Économie

Droit de timbre de l’Apostille : Un arrêté interministériel fixe enfin les règles de perception

Un arrêté interministériel encadrant la vente de la vignette dédiée l’Apostille, entrée en vigueur depuis le 9 juillet dernier et censée dispenser les citoyens d’un passage obligé par le ministère des Affaires étrangères pour authentifier leurs documents destinés à l’étranger a été publié dans la dernière livraison du Journal officiel.

Daté du 24 Moharram 1448, correspondant au 9 juillet 2026, l’arrêté interministériel signé par ministre d’État chargé des Affaires étrangères, de la Communauté nationale à l’étranger et des Affaires africaines, du ministre des Finances et du ministre de la Poste et des Télécommunications, s’appuie sur l’article 142 sexies du code du timbre ainsi que sur l’article 47 de la loi de finances 2026, et vient combler un vide procédural laissé depuis le lancement du dispositif apostille au début de l’été. Le texte pose d’abord une condition simple pour tout achat de vignette. L’usager doit s’acquitter au préalable du droit de timbre et présenter sa pièce d’identité, comme le précise l’arrêté qui subordonne « la vente de la vignette apostille au paiement préalable d’un droit de timbre, sur présentation de la pièce d’identité du demandeur ». Ce paiement s’effectue soit auprès du receveur des impôts, soit au guichet de l’établissement postal, et donne lieu à la remise d’une vignette autocollante sécurisée. Le montant réclamé aujourd’hui aux demandeurs s’élève à 1 500 dinars, un tarif fixé conformément à la législation en vigueur.

Autre point clarifié par le texte, celui de l’apposition de la vignette. Une fois achetée, elle ne peut être collée sur le document à légaliser que par l’autorité compétente, et non par le demandeur lui-même. La distinction, bien qu’elle paraisse technique, tranche une ambiguïté qui aurait pu prêter à confusion sur le terrain depuis l’ouverture des guichets de vente.

L’arrêté organise également la logistique d’approvisionnement du réseau de distribution. La direction générale des impôts se charge de s’approvisionner en vignettes directement auprès de la Banque d’Algérie, tandis que les directions des impôts de wilaya assurent la fourniture des établissements postaux, selon les besoins exprimés localement et sans exiger de versement préalable de fonds de la part d’Algérie Poste.

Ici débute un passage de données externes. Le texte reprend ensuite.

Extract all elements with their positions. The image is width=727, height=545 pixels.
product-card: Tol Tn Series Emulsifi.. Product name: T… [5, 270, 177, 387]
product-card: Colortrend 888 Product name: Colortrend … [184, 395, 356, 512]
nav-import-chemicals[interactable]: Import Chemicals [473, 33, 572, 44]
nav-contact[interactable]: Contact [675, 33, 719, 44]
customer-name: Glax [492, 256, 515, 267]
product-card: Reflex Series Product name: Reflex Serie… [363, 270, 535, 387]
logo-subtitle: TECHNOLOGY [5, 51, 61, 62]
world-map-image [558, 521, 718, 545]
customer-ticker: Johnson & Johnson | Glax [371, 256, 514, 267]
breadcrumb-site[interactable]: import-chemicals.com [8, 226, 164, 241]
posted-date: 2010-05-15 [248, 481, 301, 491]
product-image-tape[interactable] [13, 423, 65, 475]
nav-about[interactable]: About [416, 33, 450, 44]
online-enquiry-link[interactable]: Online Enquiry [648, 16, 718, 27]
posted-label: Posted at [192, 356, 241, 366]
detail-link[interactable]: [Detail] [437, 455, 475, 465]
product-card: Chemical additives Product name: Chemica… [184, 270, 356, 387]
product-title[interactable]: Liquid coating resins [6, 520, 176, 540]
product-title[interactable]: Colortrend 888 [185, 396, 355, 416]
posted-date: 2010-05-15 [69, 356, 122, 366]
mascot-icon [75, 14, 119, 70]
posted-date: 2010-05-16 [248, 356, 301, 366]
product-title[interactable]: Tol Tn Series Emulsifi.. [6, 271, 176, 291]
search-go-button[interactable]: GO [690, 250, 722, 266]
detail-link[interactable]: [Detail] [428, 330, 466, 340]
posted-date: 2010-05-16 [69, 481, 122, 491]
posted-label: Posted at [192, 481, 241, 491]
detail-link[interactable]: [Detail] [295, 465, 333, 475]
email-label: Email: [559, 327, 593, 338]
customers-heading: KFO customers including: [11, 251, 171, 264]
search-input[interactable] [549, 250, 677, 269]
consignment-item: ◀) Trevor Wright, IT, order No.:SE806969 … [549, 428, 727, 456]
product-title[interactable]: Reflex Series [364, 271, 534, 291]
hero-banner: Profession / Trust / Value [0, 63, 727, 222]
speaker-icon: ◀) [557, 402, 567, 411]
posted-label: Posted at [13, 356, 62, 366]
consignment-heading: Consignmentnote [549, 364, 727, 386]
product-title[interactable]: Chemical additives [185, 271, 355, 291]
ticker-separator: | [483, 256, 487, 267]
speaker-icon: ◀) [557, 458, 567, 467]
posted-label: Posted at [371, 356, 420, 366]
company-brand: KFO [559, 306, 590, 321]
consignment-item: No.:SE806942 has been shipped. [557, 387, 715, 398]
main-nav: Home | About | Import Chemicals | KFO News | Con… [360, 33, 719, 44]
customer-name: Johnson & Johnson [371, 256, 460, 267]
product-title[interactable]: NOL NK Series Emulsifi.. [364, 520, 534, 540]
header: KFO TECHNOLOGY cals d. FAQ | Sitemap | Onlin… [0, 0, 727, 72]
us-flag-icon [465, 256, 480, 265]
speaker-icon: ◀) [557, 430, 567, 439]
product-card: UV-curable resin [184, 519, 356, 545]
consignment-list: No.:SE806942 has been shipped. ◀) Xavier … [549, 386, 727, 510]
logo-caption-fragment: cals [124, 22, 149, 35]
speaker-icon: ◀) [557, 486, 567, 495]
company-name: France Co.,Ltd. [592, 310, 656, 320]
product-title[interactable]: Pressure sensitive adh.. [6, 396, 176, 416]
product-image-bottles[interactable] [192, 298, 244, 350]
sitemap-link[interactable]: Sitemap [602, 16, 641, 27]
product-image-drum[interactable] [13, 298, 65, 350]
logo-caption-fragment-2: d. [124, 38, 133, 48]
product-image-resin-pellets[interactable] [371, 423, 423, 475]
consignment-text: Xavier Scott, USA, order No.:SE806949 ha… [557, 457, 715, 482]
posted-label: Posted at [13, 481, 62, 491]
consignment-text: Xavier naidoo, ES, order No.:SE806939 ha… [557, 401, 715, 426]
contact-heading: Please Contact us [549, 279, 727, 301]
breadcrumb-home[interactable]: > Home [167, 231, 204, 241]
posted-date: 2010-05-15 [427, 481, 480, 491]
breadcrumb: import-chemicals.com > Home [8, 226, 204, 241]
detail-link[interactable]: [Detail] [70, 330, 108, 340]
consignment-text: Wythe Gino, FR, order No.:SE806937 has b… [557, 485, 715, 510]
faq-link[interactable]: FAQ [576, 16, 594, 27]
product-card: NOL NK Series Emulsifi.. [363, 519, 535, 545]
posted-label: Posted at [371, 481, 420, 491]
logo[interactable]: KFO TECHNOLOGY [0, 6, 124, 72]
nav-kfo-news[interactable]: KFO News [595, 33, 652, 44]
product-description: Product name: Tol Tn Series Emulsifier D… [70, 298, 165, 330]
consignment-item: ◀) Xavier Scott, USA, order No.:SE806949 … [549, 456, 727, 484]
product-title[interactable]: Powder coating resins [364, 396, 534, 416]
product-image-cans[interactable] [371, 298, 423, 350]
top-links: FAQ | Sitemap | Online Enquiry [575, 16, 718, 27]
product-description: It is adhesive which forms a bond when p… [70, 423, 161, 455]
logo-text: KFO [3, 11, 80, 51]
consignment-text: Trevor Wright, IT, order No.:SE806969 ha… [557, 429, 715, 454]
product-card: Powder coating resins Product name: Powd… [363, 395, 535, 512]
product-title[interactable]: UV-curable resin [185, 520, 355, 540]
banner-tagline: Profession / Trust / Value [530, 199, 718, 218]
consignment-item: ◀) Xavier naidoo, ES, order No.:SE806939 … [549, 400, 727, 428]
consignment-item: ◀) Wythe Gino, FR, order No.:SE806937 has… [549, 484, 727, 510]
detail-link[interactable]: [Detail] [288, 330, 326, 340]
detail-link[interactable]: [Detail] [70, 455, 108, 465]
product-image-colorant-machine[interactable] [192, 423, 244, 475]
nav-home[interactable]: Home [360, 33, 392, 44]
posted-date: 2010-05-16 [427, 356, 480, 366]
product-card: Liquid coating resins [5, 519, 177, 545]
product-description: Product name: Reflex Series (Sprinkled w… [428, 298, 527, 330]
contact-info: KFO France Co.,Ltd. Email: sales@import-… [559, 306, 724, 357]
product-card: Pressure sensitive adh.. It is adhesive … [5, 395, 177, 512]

Une convention distincte, conclue entre le ministère des Finances et l’opérateur postal, doit fixer les modalités précises de cet approvisionnement ainsi que le taux de commission qu’Algérie Poste percevra sur le produit de la vente effective. Enfin, le texte prévoit un mécanisme de suivi statistique. Les services fiscaux auront accès aux données du registre national numérisé de délivrance des certificats d’apostille, une base gérée par le département des Affaires étrangères, ce qui doit permettre à l’administration de suivre en temps réel le volume des légalisations effectuées à travers le territoire national et à l’étranger.

Ce cadre réglementaire vient ainsi consolider un dispositif censé simplifier considérablement les démarches des Algériens ayant besoin de faire authentifier des diplômes, actes d’état civil ou autres documents officiels avant de les présenter à des administrations étrangères.